Record I/O, Thrift and Protocol Buffers

Another problem with Writables, at least for the MapReduce programmer, is that creating new types is a burden. You have to implement the Writable interface, which means designing the on-wire format, and writing two methods: one to write the data in that format and one to read it back.

Hadoop's Record I/O was created to solve this problem. You write a definition of your types using a record definition language, then run a record compiler to generate Java source code representations of your types. All Record I/O types are Writable, so they plug into Hadoop very easily. As a bonus, you can generate bindings for other languages, so it's easy to read your data files from other programs.

For whatever reason, Record I/O never really took off. It's used in ZooKeeper, but that's about it (and ZooKeeper will move away from it someday). Momentum has switched to Thrift (from Facebook, now in the Apache Incubator), which offers a very similar proposition, but in more languages. Thrift also makes it easy to build a (cross-language) RPC mechanism.

Yesterday, Google open sourced Protocol Buffers, its "language-neutral, platform-neutral, extensible mechanism for serializing structured data". Record I/O, Thrift and Protocol Buffers are really solving the same problem, so it will be interesting to see how this develops. Of course, since we're talking about persistent data formats, nothing's going to go away in the short or medium term while people have significant amounts of data locked up in these formats.

That's why it makes sense to add support in Hadoop for MapReduce using Thrift and Protocol Buffers: so people can process data in the format they have it in. This will be a relatively simple addition.

What Next?

For RPC, where a message is short-lived, changing the mechanism is more viable in the short term. Going back to Hadoop's RPC mechanism, now that both Thrift and Protocol Buffers offer an alternative, it may well be time to evaluate them to see if either can offer a performance boost.

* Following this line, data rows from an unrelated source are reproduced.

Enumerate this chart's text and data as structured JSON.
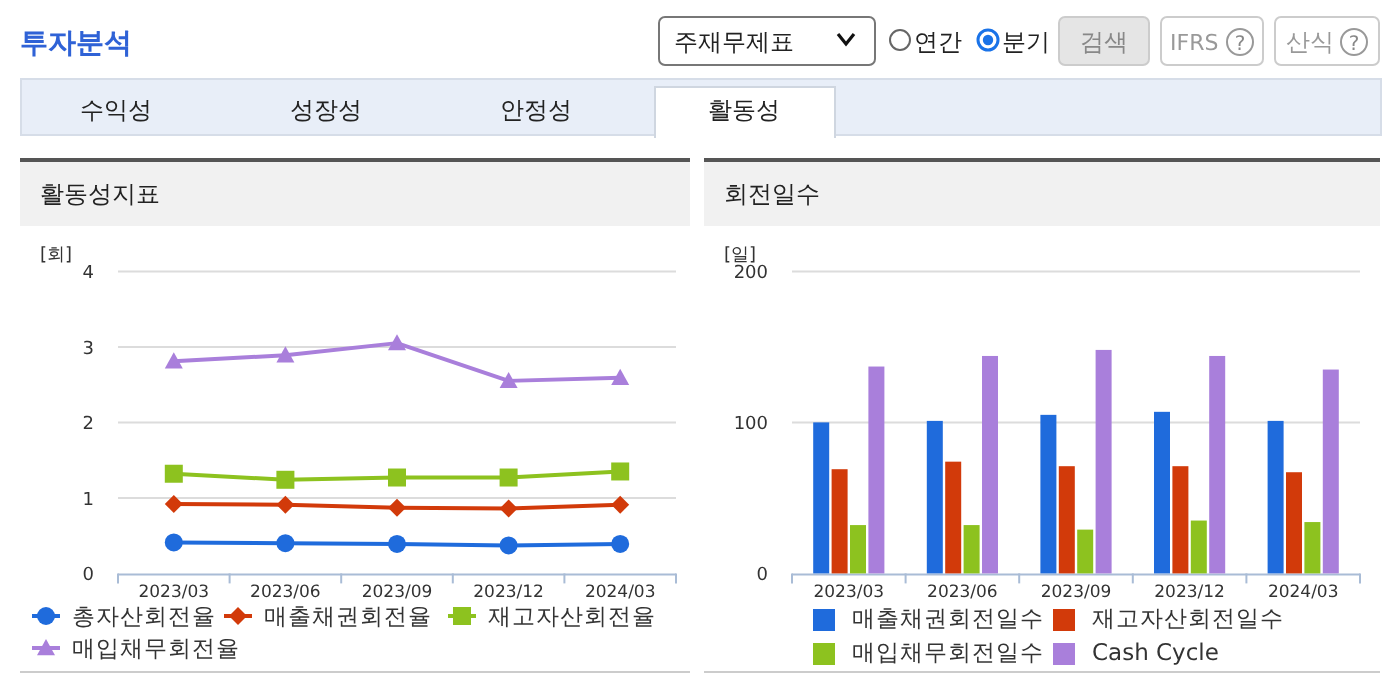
{
  "chart_data": [
    {
      "type": "other",
      "annotations": [
        "투자분석",
        "주재무제표",
        "연간",
        "분기",
        "검색",
        "IFRS",
        "?",
        "산식",
        "?",
        "수익성",
        "성장성",
        "안정성",
        "활동성"
      ]
    },
    {
      "type": "line",
      "title": "활동성지표",
      "ylabel": "[회]",
      "categories": [
        "2023/03",
        "2023/06",
        "2023/09",
        "2023/12",
        "2024/03"
      ],
      "ylim": [
        0,
        4
      ],
      "yticks": [
        0,
        1,
        2,
        3,
        4
      ],
      "grid": "y",
      "legend": "bottom",
      "series": [
        {
          "name": "총자산회전율",
          "color": "#1f6bdc",
          "marker": "circle",
          "values": [
            0.41,
            0.4,
            0.39,
            0.37,
            0.39
          ]
        },
        {
          "name": "매출채권회전율",
          "color": "#d23a0a",
          "marker": "diamond",
          "values": [
            0.92,
            0.91,
            0.87,
            0.86,
            0.91
          ]
        },
        {
          "name": "재고자산회전율",
          "color": "#8dc21f",
          "marker": "square",
          "values": [
            1.32,
            1.24,
            1.27,
            1.27,
            1.35
          ]
        },
        {
          "name": "매입채무회전율",
          "color": "#a97fdb",
          "marker": "triangle",
          "values": [
            2.81,
            2.89,
            3.05,
            2.55,
            2.59
          ]
        }
      ]
    },
    {
      "type": "bar",
      "title": "회전일수",
      "ylabel": "[일]",
      "categories": [
        "2023/03",
        "2023/06",
        "2023/09",
        "2023/12",
        "2024/03"
      ],
      "ylim": [
        0,
        200
      ],
      "yticks": [
        0,
        100,
        200
      ],
      "grid": "y",
      "legend": "bottom",
      "series": [
        {
          "name": "매출채권회전일수",
          "color": "#1f6bdc",
          "values": [
            100,
            101,
            105,
            107,
            101
          ]
        },
        {
          "name": "재고자산회전일수",
          "color": "#d23a0a",
          "values": [
            69,
            74,
            71,
            71,
            67
          ]
        },
        {
          "name": "매입채무회전일수",
          "color": "#8dc21f",
          "values": [
            32,
            32,
            29,
            35,
            34
          ]
        },
        {
          "name": "Cash Cycle",
          "color": "#a97fdb",
          "values": [
            137,
            144,
            148,
            144,
            135
          ]
        }
      ]
    }
  ]
}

It would be a big job to retrofit RPC in Hadoop with another implementation, but if there are significant performance gains to be had, then it would be worth doing.

4 comments:

jeff said...

hey tom,

good post, this is an area in need of clarification.

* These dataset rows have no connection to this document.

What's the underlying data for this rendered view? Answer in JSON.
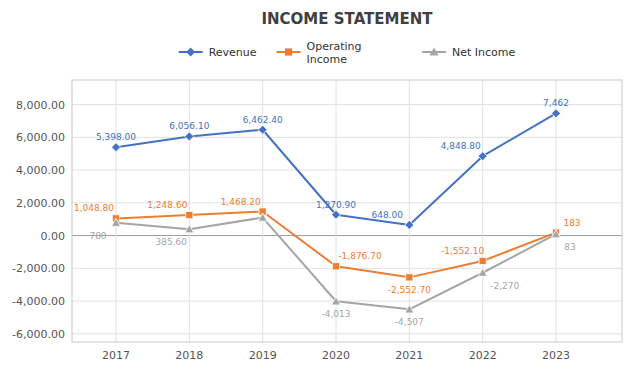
{
  "chart_data": {
    "type": "line",
    "title": "INCOME STATEMENT",
    "x": [
      2017,
      2018,
      2019,
      2020,
      2021,
      2022,
      2023
    ],
    "xlim": [
      2016.4,
      2023.9
    ],
    "xticks": [
      2017,
      2018,
      2019,
      2020,
      2021,
      2022,
      2023
    ],
    "ylim": [
      -6500,
      9500
    ],
    "yticks": [
      {
        "value": -6000,
        "label": "-6,000.00"
      },
      {
        "value": -4000,
        "label": "-4,000.00"
      },
      {
        "value": -2000,
        "label": "-2,000.00"
      },
      {
        "value": 0,
        "label": "0.00"
      },
      {
        "value": 2000,
        "label": "2,000.00"
      },
      {
        "value": 4000,
        "label": "4,000.00"
      },
      {
        "value": 6000,
        "label": "6,000.00"
      },
      {
        "value": 8000,
        "label": "8,000.00"
      }
    ],
    "grid": true,
    "legend": "top",
    "data_labels": true,
    "series": [
      {
        "name": "Revenue",
        "color": "#4472C4",
        "marker": "diamond",
        "values": [
          5398.0,
          6056.1,
          6462.4,
          1270.9,
          648.0,
          4848.8,
          7462.0
        ],
        "value_labels": [
          "5,398.00",
          "6,056.10",
          "6,462.40",
          "1,270.90",
          "648.00",
          "4,848.80",
          "7,462"
        ]
      },
      {
        "name": "Operating\nIncome",
        "color": "#ED7D31",
        "marker": "square",
        "values": [
          1048.8,
          1248.6,
          1468.2,
          -1876.7,
          -2552.7,
          -1552.1,
          183.0
        ],
        "value_labels": [
          "1,048.80",
          "1,248.60",
          "1,468.20",
          "-1,876.70",
          "-2,552.70",
          "-1,552.10",
          "183"
        ]
      },
      {
        "name": "Net Income",
        "color": "#A5A5A5",
        "marker": "triangle",
        "values": [
          780.0,
          385.6,
          1100.0,
          -4013.0,
          -4507.0,
          -2270.0,
          83.0
        ],
        "value_labels": [
          "780",
          "385.60",
          null,
          "-4,013",
          "-4,507",
          "-2,270",
          "83"
        ]
      }
    ]
  }
}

protocol buffers and record io are merely data exchange formats, while thrift includes a lot more.

in addition to a data exchange format, thrift includes a code generator, networking transport code, and a suite of robust server skeleton implementations in a variety of languages. it should be noted that you can use the servers and networking code to exchange data in any format, including protocol buffers.

there's also been a lot of debate about serialization formats for putting data on the wire versus putting data on disk.

for the latter case, we've built support into hive for general serialization formats, so while a lot of our data is serialized in thrift's format, we can support record io, protocol buffers, csv, or whatever.

Tom White said...

Thanks Jeff,

Yes, you're right that Thrift provides more in the way of providing code for doing network services. I didn't know that you could use Thrift transport with Protocol Buffers - that's pretty neat.

I'm sure I heard Google say that there isn't RPC support in Protocol Buffers, but there does seem to be some RPC Java-related classes in there. Haven't tried it though.

And well done on making Hive support lots of serialization formats. As I said, I think we need to support all of them, and let people choose what they want to use.

Anonymous said...

Has anybody tried Etch?

http://developer.cisco.com/web/cuae/etch
http://developer.cisco.com/web/cuae/devconf2008_session_3

Jay Vyas said...

I think the current hadoop build (3.0.0-SNAPSHOT) actually does use protocol buffers for RPC?